Should you book this Florence golf cart tour?
Book it if you want:
- an efficient first-day or mid-trip way to get your bearings fast
- a comfortable way to see Duomo-area landmarks, bridges, and hilltop viewpoints
- private, English narration with a guide who can work with your pace (and ideally does so well)
Consider skipping or pairing it differently if you:
- want long interior visits, not just exterior views
- are extremely sensitive to delays, since route timing can be affected by traffic and meeting-point clarity
- expect a specific cart size based on photos and want certainty (that’s not guaranteed from the information provided)
If you do book it, go in with one clear goal: use the tour to understand where everything sits—then choose your next stops with intention. That’s when this kind of cart day turns from a quick sightseeing loop into a real planning tool for the rest of Florence.
FAQ
How long is the private golf cart tour of Florence?
It lasts about 2 hours and 15 minutes.
What’s the price per person?
The price is listed as $228.05 per person.
Is pickup offered?
Pickup is offered. The driver-guide waits at the main entrance of your central hotel. If your hotel is outside the central area, you’ll meet at a designated meeting point or another central location.
Where is the meeting point?
The meeting point is Piazza di San Firenze (Piazza di S. Firenze, 50122 Firenze FI, Italy).
Is the tour private?
Yes. This is a private tour/activity, and only your group participates.
What language is the tour offered in?
The tour is offered in English.
Are there admission tickets included for the stops?

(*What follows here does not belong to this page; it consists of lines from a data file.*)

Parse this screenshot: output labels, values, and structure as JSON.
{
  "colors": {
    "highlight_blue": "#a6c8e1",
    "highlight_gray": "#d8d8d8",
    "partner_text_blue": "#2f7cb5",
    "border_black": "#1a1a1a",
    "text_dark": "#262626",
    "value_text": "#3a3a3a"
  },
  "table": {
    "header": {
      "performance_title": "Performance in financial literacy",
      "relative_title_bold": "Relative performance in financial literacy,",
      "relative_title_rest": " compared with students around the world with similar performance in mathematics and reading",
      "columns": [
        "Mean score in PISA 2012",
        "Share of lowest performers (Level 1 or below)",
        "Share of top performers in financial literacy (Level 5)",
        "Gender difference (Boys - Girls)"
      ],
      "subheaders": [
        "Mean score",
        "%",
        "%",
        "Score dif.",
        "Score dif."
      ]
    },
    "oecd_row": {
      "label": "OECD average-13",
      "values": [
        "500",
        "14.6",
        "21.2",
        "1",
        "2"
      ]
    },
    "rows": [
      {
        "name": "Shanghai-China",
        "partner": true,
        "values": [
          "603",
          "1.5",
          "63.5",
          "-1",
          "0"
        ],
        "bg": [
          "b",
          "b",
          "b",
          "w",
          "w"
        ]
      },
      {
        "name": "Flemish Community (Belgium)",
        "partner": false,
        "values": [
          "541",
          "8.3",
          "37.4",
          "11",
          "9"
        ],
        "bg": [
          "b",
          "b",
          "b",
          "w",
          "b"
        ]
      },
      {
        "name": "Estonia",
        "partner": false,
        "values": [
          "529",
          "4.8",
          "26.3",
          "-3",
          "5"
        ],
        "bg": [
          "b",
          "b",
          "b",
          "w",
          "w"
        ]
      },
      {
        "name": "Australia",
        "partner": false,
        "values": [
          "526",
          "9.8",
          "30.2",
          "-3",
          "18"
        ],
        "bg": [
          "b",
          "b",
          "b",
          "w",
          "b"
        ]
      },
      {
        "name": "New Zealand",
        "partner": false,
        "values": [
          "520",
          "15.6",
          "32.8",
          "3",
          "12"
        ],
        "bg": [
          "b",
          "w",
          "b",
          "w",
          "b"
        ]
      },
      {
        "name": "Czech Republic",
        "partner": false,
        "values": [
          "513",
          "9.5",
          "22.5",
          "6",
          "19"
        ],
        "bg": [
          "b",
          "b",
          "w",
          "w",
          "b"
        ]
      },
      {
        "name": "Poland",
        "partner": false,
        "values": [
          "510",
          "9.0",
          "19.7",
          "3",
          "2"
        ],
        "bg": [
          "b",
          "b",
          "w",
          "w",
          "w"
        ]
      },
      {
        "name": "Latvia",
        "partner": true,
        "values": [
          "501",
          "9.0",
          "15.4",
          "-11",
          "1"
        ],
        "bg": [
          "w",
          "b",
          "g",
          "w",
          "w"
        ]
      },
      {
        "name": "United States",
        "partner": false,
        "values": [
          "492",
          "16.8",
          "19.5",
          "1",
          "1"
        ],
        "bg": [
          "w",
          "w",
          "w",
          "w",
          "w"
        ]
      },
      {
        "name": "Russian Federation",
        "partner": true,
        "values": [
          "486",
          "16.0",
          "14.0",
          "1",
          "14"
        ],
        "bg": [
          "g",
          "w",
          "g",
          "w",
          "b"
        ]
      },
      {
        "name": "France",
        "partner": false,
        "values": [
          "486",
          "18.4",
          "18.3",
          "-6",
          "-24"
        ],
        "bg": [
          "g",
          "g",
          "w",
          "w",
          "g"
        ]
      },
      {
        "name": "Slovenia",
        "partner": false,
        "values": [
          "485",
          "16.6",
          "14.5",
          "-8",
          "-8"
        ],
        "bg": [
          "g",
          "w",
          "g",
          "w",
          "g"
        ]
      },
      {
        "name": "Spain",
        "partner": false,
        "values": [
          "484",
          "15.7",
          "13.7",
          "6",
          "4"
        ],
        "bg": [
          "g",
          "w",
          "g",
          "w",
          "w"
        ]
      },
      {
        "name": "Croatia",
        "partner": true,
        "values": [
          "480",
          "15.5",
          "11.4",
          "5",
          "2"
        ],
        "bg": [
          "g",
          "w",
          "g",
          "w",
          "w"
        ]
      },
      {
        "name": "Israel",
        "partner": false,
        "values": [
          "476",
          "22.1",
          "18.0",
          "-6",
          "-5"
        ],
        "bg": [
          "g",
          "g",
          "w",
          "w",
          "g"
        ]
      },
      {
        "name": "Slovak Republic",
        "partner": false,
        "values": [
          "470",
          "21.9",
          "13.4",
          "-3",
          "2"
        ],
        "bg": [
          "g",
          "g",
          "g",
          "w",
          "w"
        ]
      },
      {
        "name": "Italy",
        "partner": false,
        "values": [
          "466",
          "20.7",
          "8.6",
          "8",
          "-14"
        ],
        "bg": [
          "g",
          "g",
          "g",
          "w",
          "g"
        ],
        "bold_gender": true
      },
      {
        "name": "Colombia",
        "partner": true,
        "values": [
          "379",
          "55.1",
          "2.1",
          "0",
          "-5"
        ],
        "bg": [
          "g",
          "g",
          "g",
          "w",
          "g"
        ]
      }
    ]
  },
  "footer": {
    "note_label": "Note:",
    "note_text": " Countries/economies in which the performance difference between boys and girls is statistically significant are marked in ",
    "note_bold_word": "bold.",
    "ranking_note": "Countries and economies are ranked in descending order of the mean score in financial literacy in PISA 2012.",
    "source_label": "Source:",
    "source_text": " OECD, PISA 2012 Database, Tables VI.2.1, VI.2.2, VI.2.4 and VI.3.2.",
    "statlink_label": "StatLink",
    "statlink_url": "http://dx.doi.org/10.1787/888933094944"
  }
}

The stop notes list Admission Ticket Free, meaning you don’t need paid entry tickets for the included stops.
Can service animals join?
Service animals are allowed.
Is the tour good for people who want to walk less?
Most travelers can participate, and the cart format is designed to reduce walking while still letting you see major sights.
Is free cancellation available?
Yes. You can cancel up to 24 hours in advance for a full refund.